Generally no, but in Examples you can find Philips curve built with Regression.

## From where it is taking its residual?

The residual stems from the difference between the predicted model and its main series.

## How to add dummy variable?

You can create binary series (0/1 series) using conditions in the formula language. These formulas need to be applied before the regression analysis.

For example:

quarter()=1|quarter()=3

Returns 1 if the observation is Q1 or Q3, 0 otherwise.

quarter()=1 & year()=2020|quarter()=3 & year()=2020

Returns 1 if the observation is Q1 or Q3 for year 2020, 0 otherwise.

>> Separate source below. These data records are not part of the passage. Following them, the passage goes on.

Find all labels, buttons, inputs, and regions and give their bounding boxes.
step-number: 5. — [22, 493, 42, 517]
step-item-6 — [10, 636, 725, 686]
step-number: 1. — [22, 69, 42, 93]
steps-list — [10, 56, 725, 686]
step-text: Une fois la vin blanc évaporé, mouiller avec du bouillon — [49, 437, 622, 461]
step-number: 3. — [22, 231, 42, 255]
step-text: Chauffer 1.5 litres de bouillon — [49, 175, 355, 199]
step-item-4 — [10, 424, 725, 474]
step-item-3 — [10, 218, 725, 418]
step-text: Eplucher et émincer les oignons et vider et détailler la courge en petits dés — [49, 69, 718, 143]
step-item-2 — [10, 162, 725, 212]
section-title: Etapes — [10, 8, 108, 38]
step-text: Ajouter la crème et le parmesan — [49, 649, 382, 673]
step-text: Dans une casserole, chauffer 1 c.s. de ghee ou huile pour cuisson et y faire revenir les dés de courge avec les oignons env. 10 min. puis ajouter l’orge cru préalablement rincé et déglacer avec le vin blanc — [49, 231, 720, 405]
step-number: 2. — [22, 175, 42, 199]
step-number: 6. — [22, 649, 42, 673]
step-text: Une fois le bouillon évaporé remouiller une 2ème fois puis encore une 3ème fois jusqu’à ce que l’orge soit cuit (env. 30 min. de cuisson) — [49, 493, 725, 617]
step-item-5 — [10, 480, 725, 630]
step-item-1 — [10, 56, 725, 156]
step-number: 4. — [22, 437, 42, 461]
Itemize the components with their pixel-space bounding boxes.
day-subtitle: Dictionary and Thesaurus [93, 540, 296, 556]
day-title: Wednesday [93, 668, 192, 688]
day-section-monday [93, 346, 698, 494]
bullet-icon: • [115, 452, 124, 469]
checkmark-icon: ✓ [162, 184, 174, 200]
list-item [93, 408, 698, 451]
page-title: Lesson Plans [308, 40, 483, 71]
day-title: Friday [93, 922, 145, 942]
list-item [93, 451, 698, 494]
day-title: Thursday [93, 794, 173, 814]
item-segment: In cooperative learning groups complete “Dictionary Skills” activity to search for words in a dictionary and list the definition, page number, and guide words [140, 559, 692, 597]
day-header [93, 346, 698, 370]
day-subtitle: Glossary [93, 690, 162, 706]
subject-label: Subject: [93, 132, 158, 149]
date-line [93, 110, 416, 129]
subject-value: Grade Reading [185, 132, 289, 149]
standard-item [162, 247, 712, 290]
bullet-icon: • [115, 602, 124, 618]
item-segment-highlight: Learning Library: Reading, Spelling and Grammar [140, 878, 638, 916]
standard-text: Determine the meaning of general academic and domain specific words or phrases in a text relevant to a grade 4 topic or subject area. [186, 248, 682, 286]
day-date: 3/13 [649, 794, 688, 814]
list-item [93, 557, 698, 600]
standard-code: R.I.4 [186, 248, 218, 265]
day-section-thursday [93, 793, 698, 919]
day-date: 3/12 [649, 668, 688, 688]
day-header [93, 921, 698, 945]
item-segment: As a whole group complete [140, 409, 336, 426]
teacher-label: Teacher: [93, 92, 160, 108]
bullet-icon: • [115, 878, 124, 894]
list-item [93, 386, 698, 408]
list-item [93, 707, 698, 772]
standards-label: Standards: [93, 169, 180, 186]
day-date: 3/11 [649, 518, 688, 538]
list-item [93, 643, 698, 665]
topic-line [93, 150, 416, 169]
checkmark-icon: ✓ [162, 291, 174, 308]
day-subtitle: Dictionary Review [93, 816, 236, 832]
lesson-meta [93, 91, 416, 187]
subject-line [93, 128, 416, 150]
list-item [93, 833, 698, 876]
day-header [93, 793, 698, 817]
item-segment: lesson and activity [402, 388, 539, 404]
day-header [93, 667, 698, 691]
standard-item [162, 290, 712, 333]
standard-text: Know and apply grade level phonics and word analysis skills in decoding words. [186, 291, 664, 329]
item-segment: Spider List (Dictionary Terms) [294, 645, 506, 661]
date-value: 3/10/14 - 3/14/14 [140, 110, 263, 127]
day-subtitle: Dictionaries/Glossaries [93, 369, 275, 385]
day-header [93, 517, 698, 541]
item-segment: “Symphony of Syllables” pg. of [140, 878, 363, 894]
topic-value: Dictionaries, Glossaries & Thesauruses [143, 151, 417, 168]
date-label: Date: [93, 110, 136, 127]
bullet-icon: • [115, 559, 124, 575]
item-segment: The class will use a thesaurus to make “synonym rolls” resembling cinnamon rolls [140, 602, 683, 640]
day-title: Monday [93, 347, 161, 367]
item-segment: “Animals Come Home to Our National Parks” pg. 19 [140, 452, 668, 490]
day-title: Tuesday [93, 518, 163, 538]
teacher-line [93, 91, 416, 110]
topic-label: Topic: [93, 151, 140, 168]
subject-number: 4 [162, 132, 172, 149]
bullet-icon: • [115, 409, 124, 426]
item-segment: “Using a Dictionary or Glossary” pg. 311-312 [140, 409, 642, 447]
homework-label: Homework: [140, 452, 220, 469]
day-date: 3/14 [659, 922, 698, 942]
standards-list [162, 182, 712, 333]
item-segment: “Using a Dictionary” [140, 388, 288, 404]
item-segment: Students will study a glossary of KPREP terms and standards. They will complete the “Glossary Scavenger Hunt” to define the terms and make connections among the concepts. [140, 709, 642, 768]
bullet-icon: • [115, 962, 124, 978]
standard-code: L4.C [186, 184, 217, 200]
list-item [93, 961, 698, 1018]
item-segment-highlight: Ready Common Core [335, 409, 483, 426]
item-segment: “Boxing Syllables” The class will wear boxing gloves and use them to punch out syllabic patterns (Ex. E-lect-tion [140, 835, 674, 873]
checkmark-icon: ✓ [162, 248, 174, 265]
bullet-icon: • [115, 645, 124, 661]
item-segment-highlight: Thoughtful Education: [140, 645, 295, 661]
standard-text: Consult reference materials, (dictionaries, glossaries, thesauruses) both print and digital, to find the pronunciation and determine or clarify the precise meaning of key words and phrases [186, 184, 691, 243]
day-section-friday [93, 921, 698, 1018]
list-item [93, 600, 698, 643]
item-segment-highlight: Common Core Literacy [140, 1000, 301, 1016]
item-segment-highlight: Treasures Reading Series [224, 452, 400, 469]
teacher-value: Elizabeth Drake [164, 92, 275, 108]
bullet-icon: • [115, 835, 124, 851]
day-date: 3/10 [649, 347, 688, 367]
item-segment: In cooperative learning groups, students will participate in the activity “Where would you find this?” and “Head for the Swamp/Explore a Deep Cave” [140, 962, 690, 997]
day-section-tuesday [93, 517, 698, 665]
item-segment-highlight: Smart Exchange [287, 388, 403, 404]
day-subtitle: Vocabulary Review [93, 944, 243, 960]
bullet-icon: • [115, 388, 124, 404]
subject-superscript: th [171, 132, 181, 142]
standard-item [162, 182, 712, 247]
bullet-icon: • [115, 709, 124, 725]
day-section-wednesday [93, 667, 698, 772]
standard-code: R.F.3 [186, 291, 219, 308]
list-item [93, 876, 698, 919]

Each quarter must have '& year()=2020' parameter, otherwise it will point to quarters in each year.

DayOfWeek()=5

Returns 1 if the observation is a Friday, 0 otherwise.

Counter()=EndOfYear()

Returns 1 if the observation is the last one in a year, 0 otherwise.

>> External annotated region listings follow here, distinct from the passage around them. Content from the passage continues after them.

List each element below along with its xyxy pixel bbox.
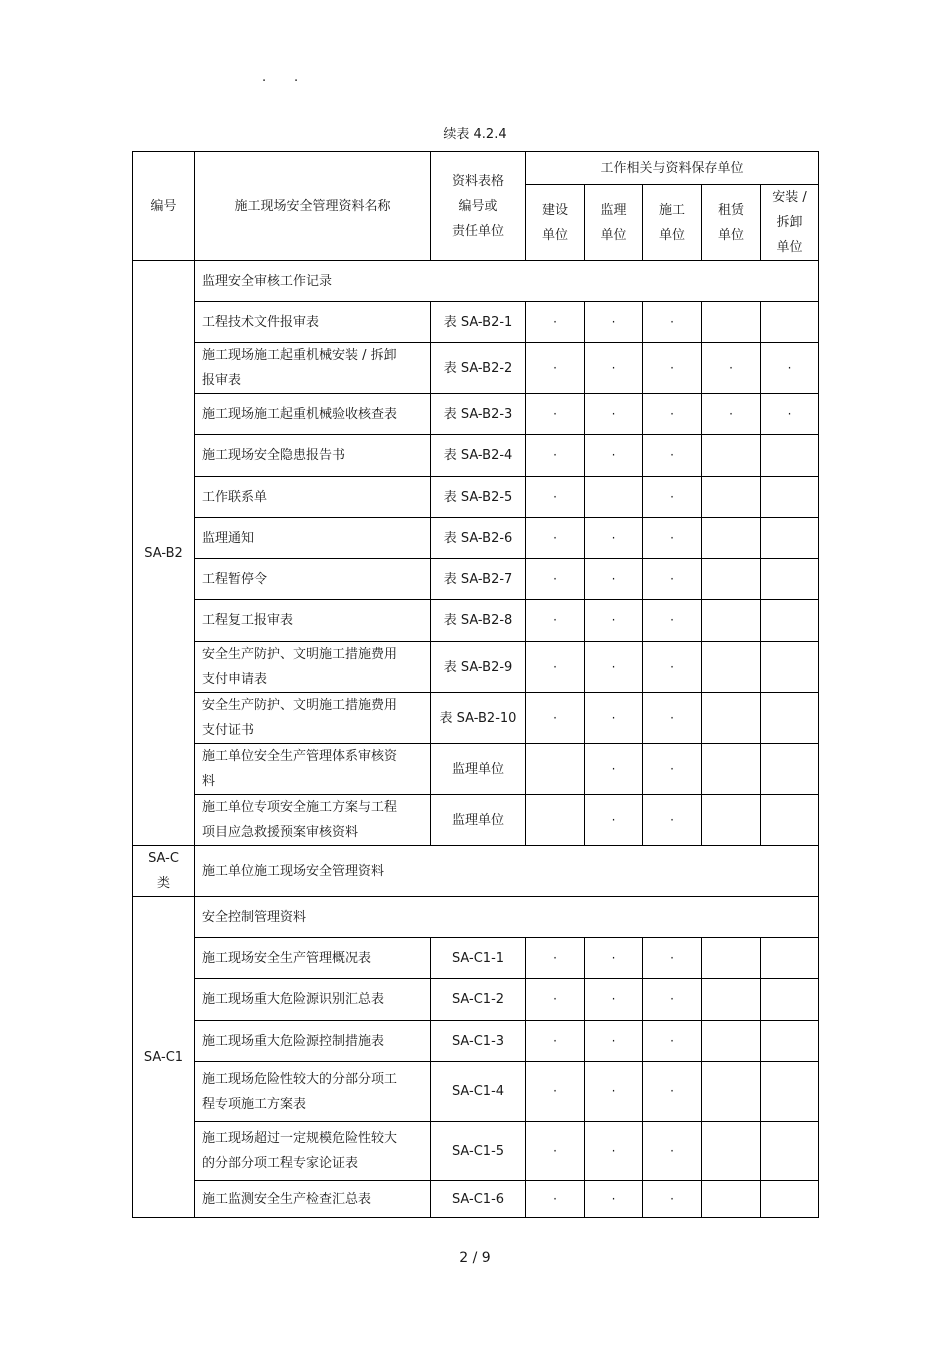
header-unit-supervision	[585, 185, 643, 261]
table-row	[133, 518, 819, 559]
unit-mark-cell	[643, 1021, 702, 1062]
unit-mark-cell	[761, 744, 819, 795]
unit-mark-cell	[585, 302, 643, 343]
unit-mark-cell	[585, 979, 643, 1021]
section-title: 施工单位施工现场安全管理资料	[195, 846, 819, 897]
record-name-line: 施工监测安全生产检查汇总表	[202, 1191, 372, 1207]
unit-mark: ·	[670, 360, 674, 375]
unit-mark-cell	[585, 1122, 643, 1181]
record-name-line: 施工单位专项安全施工方案与工程	[202, 800, 398, 815]
unit-mark: ·	[729, 360, 733, 375]
header-unit-line: 监理	[600, 202, 627, 218]
section-code	[133, 846, 195, 897]
unit-mark-cell	[585, 795, 643, 846]
unit-mark-cell	[585, 1181, 643, 1218]
unit-mark-cell	[526, 435, 585, 477]
unit-mark-cell	[585, 938, 643, 979]
record-form-code: SA-C1-6	[431, 1181, 526, 1218]
unit-mark-cell	[643, 642, 702, 693]
record-name-line: 的分部分项工程专家论证表	[202, 1156, 359, 1171]
record-name-line: 工程暂停令	[202, 571, 268, 587]
unit-mark-cell	[526, 559, 585, 600]
record-name-line: 施工现场安全生产管理概况表	[202, 950, 372, 966]
unit-mark: ·	[553, 360, 557, 375]
unit-mark: ·	[670, 710, 674, 725]
unit-mark-cell	[643, 693, 702, 744]
unit-mark-cell	[585, 1062, 643, 1122]
unit-mark: ·	[670, 992, 674, 1006]
unit-mark: ·	[670, 1033, 674, 1048]
unit-mark: ·	[787, 360, 792, 375]
unit-mark-cell	[643, 1181, 702, 1218]
unit-mark: ·	[611, 530, 616, 545]
record-name	[195, 518, 431, 559]
unit-mark: ·	[611, 1033, 616, 1048]
table-row	[133, 559, 819, 600]
header-units-group: 工作相关与资料保存单位	[526, 152, 819, 185]
header-unit-line: 租赁	[717, 202, 744, 218]
header-unit-leasing	[702, 185, 761, 261]
table-row	[133, 302, 819, 343]
table-row	[133, 642, 819, 693]
record-name	[195, 600, 431, 642]
unit-mark: ·	[787, 406, 792, 421]
unit-mark-cell	[761, 795, 819, 846]
unit-mark-cell	[526, 744, 585, 795]
unit-mark-cell	[526, 518, 585, 559]
unit-mark-cell	[761, 1062, 819, 1122]
unit-mark-cell	[643, 938, 702, 979]
table-row	[133, 979, 819, 1021]
record-form-code: 表 SA-B2-6	[431, 518, 526, 559]
record-name-line: 安全生产防护、文明施工措施费用	[202, 647, 398, 662]
header-unit-line: 单位	[600, 227, 627, 243]
unit-mark: ·	[670, 1143, 674, 1158]
header-unit-construction	[526, 185, 585, 261]
unit-mark: ·	[611, 950, 616, 965]
unit-mark-cell	[643, 1062, 702, 1122]
unit-mark-cell	[585, 693, 643, 744]
unit-mark-cell	[526, 642, 585, 693]
section-code-line: SA-C1	[143, 1049, 184, 1065]
record-name-line: 程专项施工方案表	[202, 1096, 307, 1112]
unit-mark-cell	[643, 302, 702, 343]
unit-mark-cell	[702, 600, 761, 642]
unit-mark-cell	[526, 1181, 585, 1218]
record-name-line: 施工现场施工起重机械安装 / 拆卸	[202, 348, 397, 363]
unit-mark-cell	[526, 1021, 585, 1062]
record-name	[195, 559, 431, 600]
record-form-code: 表 SA-B2-5	[431, 477, 526, 518]
header-form-line: 资料表格	[451, 173, 504, 189]
section-row	[133, 846, 819, 897]
unit-mark: ·	[553, 950, 557, 965]
unit-mark: ·	[670, 406, 674, 421]
record-form-code: 表 SA-B2-10	[431, 693, 526, 744]
table-caption: 续表 4.2.4	[443, 127, 507, 142]
unit-mark-cell	[643, 435, 702, 477]
record-name-line: 项目应急救援预案审核资料	[202, 825, 359, 840]
table-row	[133, 343, 819, 394]
unit-mark-cell	[702, 979, 761, 1021]
record-name-line: 监理通知	[202, 530, 255, 546]
unit-mark-cell	[702, 343, 761, 394]
record-name-line: 施工现场危险性较大的分部分项工	[202, 1071, 398, 1087]
unit-mark-cell	[643, 744, 702, 795]
record-name-line: 施工现场重大危险源控制措施表	[202, 1033, 385, 1049]
unit-mark-cell	[585, 518, 643, 559]
unit-mark-cell	[702, 693, 761, 744]
unit-mark-cell	[761, 302, 819, 343]
section-row	[133, 897, 819, 938]
header-unit-line: 施工	[658, 202, 685, 218]
header-unit-line: 单位	[776, 240, 803, 255]
unit-mark-cell	[585, 394, 643, 435]
record-name	[195, 795, 431, 846]
record-form-code: 表 SA-B2-7	[431, 559, 526, 600]
unit-mark: ·	[611, 1084, 616, 1098]
section-code-line: SA-C	[148, 851, 179, 866]
record-form-code: SA-C1-3	[431, 1021, 526, 1062]
unit-mark-cell	[702, 518, 761, 559]
unit-mark-cell	[761, 600, 819, 642]
unit-mark: ·	[670, 812, 674, 827]
record-name-line: 施工现场超过一定规模危险性较大	[202, 1131, 398, 1146]
unit-mark-cell	[526, 302, 585, 343]
section-code-line: 类	[156, 876, 170, 891]
page-number: 2 / 9	[459, 1250, 491, 1266]
table-body	[133, 152, 819, 1218]
unit-mark-cell	[643, 477, 702, 518]
unit-mark: ·	[611, 1143, 616, 1158]
unit-mark-cell	[761, 1181, 819, 1218]
unit-mark-cell	[702, 1122, 761, 1181]
unit-mark-cell	[761, 477, 819, 518]
record-form-code: SA-C1-2	[431, 979, 526, 1021]
record-name	[195, 1062, 431, 1122]
unit-mark: ·	[553, 1143, 557, 1158]
record-name	[195, 435, 431, 477]
unit-mark: ·	[553, 489, 557, 504]
record-name	[195, 477, 431, 518]
unit-mark-cell	[585, 477, 643, 518]
section-code	[133, 897, 195, 1218]
unit-mark-cell	[702, 795, 761, 846]
unit-mark: ·	[553, 406, 557, 421]
unit-mark: ·	[611, 360, 616, 375]
unit-mark: ·	[670, 489, 674, 504]
unit-mark-cell	[702, 642, 761, 693]
unit-mark: ·	[670, 613, 674, 627]
unit-mark: ·	[553, 314, 557, 329]
unit-mark-cell	[702, 1021, 761, 1062]
unit-mark-cell	[526, 343, 585, 394]
record-form-code: 表 SA-B2-1	[431, 302, 526, 343]
unit-mark-cell	[761, 1021, 819, 1062]
unit-mark-cell	[526, 477, 585, 518]
unit-mark: ·	[670, 1191, 674, 1206]
header-unit-installer	[761, 185, 819, 261]
record-form-code: 表 SA-B2-3	[431, 394, 526, 435]
record-name	[195, 343, 431, 394]
unit-mark-cell	[585, 1021, 643, 1062]
table-row	[133, 1062, 819, 1122]
unit-mark-cell	[526, 938, 585, 979]
header-unit-line: 安装 /	[772, 190, 807, 205]
record-form-code: 监理单位	[431, 795, 526, 846]
unit-mark: ·	[670, 950, 674, 965]
record-name-line: 施工单位安全生产管理体系审核资	[202, 749, 398, 764]
section-code	[133, 261, 195, 846]
unit-mark-cell	[643, 343, 702, 394]
unit-mark: ·	[553, 530, 557, 545]
unit-mark-cell	[526, 979, 585, 1021]
unit-mark: ·	[611, 659, 616, 674]
record-name	[195, 1122, 431, 1181]
record-form-code: 表 SA-B2-4	[431, 435, 526, 477]
unit-mark: ·	[670, 761, 674, 776]
unit-mark: ·	[670, 1084, 674, 1098]
unit-mark-cell	[702, 744, 761, 795]
table-row	[133, 394, 819, 435]
section-title: 安全控制管理资料	[195, 897, 819, 938]
unit-mark-cell	[585, 600, 643, 642]
section-title: 监理安全审核工作记录	[195, 261, 819, 302]
unit-mark: ·	[670, 659, 674, 674]
record-name	[195, 394, 431, 435]
unit-mark: ·	[553, 1084, 557, 1098]
unit-mark-cell	[702, 477, 761, 518]
table-row	[133, 938, 819, 979]
record-name-line: 施工现场施工起重机械验收核查表	[202, 406, 398, 422]
unit-mark-cell	[702, 302, 761, 343]
record-form-code: 表 SA-B2-2	[431, 343, 526, 394]
record-name	[195, 979, 431, 1021]
record-form-code: 表 SA-B2-8	[431, 600, 526, 642]
record-form-code: SA-C1-5	[431, 1122, 526, 1181]
table-row	[133, 693, 819, 744]
table-row	[133, 1181, 819, 1218]
unit-mark: ·	[611, 992, 616, 1006]
unit-mark: ·	[553, 613, 557, 627]
record-name	[195, 744, 431, 795]
record-name-line: 工程复工报审表	[202, 613, 294, 628]
unit-mark: ·	[553, 448, 557, 462]
unit-mark-cell	[585, 642, 643, 693]
unit-mark: ·	[670, 530, 674, 545]
unit-mark-cell	[643, 559, 702, 600]
table-row	[133, 477, 819, 518]
header-row	[133, 152, 819, 185]
unit-mark: ·	[611, 571, 616, 586]
table-row	[133, 600, 819, 642]
header-form-line: 责任单位	[451, 223, 504, 239]
unit-mark: ·	[611, 1191, 616, 1206]
record-name-line: 工程技术文件报审表	[202, 314, 320, 330]
unit-mark-cell	[761, 642, 819, 693]
unit-mark: ·	[611, 314, 616, 329]
header-unit-line: 单位	[541, 227, 568, 243]
record-name	[195, 693, 431, 744]
table-row	[133, 1122, 819, 1181]
unit-mark: ·	[553, 659, 557, 674]
header-dots	[262, 74, 326, 89]
record-name-line: 支付证书	[202, 723, 255, 738]
unit-mark-cell	[526, 693, 585, 744]
unit-mark-cell	[761, 518, 819, 559]
unit-mark: ·	[553, 992, 557, 1006]
unit-mark-cell	[585, 559, 643, 600]
record-form-code: SA-C1-4	[431, 1062, 526, 1122]
record-name-line: 施工现场重大危险源识别汇总表	[202, 992, 385, 1007]
unit-mark-cell	[702, 938, 761, 979]
header-form	[431, 152, 526, 261]
unit-mark-cell	[761, 693, 819, 744]
header-unit-line: 单位	[717, 227, 744, 243]
unit-mark-cell	[526, 600, 585, 642]
table-row	[133, 744, 819, 795]
record-form-code: 表 SA-B2-9	[431, 642, 526, 693]
unit-mark: ·	[611, 613, 616, 627]
unit-mark-cell	[585, 343, 643, 394]
record-name	[195, 1021, 431, 1062]
unit-mark-cell	[526, 795, 585, 846]
unit-mark: ·	[611, 406, 616, 421]
unit-mark: ·	[553, 1191, 557, 1206]
header-code: 编号	[133, 152, 195, 261]
unit-mark-cell	[702, 1181, 761, 1218]
unit-mark-cell	[526, 1122, 585, 1181]
record-name-line: 施工现场安全隐患报告书	[202, 448, 346, 463]
unit-mark: ·	[553, 710, 557, 725]
unit-mark: ·	[670, 571, 674, 586]
header-name: 施工现场安全管理资料名称	[195, 152, 431, 261]
unit-mark-cell	[643, 518, 702, 559]
unit-mark-cell	[585, 744, 643, 795]
unit-mark-cell	[761, 435, 819, 477]
table-row	[133, 1021, 819, 1062]
section-row	[133, 261, 819, 302]
header-dot: ·	[294, 74, 299, 89]
header-form-line: 编号或	[458, 198, 498, 214]
unit-mark-cell	[761, 1122, 819, 1181]
section-code-line: SA-B2	[144, 545, 183, 561]
header-unit-line: 拆卸	[776, 215, 803, 230]
header-unit-line: 建设	[541, 202, 568, 218]
record-name-line: 工作联系单	[202, 489, 268, 505]
unit-mark-cell	[702, 394, 761, 435]
record-name-line: 报审表	[202, 373, 242, 388]
unit-mark: ·	[611, 448, 616, 462]
unit-mark-cell	[643, 795, 702, 846]
unit-mark-cell	[526, 394, 585, 435]
record-name	[195, 642, 431, 693]
record-name-line: 料	[202, 774, 216, 789]
unit-mark-cell	[761, 938, 819, 979]
unit-mark-cell	[585, 435, 643, 477]
unit-mark-cell	[761, 343, 819, 394]
safety-records-table	[132, 151, 819, 1218]
unit-mark-cell	[761, 559, 819, 600]
unit-mark-cell	[526, 1062, 585, 1122]
unit-mark-cell	[643, 394, 702, 435]
unit-mark: ·	[611, 812, 616, 827]
record-form-code: SA-C1-1	[431, 938, 526, 979]
record-name-line: 支付申请表	[202, 672, 268, 687]
unit-mark: ·	[729, 406, 733, 421]
record-name	[195, 1181, 431, 1218]
unit-mark-cell	[702, 559, 761, 600]
header-unit-contractor	[643, 185, 702, 261]
unit-mark-cell	[761, 394, 819, 435]
unit-mark: ·	[611, 761, 616, 776]
unit-mark: ·	[670, 448, 674, 462]
table-row	[133, 795, 819, 846]
unit-mark: ·	[553, 571, 557, 586]
record-name	[195, 938, 431, 979]
header-unit-line: 单位	[658, 227, 685, 243]
record-name-line: 安全生产防护、文明施工措施费用	[202, 698, 398, 713]
header-dot: ·	[262, 74, 267, 89]
unit-mark-cell	[643, 1122, 702, 1181]
unit-mark-cell	[702, 435, 761, 477]
unit-mark-cell	[643, 600, 702, 642]
record-form-code: 监理单位	[431, 744, 526, 795]
unit-mark: ·	[553, 1033, 557, 1048]
record-name	[195, 302, 431, 343]
unit-mark-cell	[702, 1062, 761, 1122]
table-row	[133, 435, 819, 477]
unit-mark: ·	[670, 314, 674, 329]
unit-mark: ·	[611, 710, 616, 725]
unit-mark-cell	[643, 979, 702, 1021]
unit-mark-cell	[761, 979, 819, 1021]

Counter()=Date(2020, 4, 1)

Returns 1 if the observation is a 1st April 2020, 0 otherwise.

Cop(usgdp, yearlength())<0

Returns 1 if the US GDP y/y growth rate is negative, 0 otherwise.

For more information see: Built-in formula functions

## How to do a logarithmic regression?

You can calculate it with formulas but express the explanatory variable as *Log(series)*.

For more information see: Built-in formula functions

## How to do a regression against time (on one series)?

To perform linear regression on one time series (where the independent variable is time) use *Counter()* on Series list and perform Regression analysis.

For more information see: Built-in formula functions

## Why model's values are different than the ones coming from a same model but rolling?

The differences stems from different time ranges being taken into calculation because of:

- Mon-Sun daily series vs Mon-Fri daily series
- what Macrobond takes into account when calculating a sample range

To ensure that you are looking and comparing the exact same time periods use one of the below methods:

- change frequency in the document to Daily (not
*Daily (highest)*or*Daily (lowest)*) and set Observations to Monday-Friday - change the window size in Rolling regression from, for example 'X months', to number of observations in Regression i.e., '402'.

The first method will give closely similar results but still not 100% same due to the way Macrobond sets Start range i.e., '-18m' is not strictly '18m', but '18m' counting from the previous observation so, effectively '18 months +1'. In which case, you may want to set the Window length to a number of observations instead.

The latter approach will output the same values in both Regression and Rolling regression.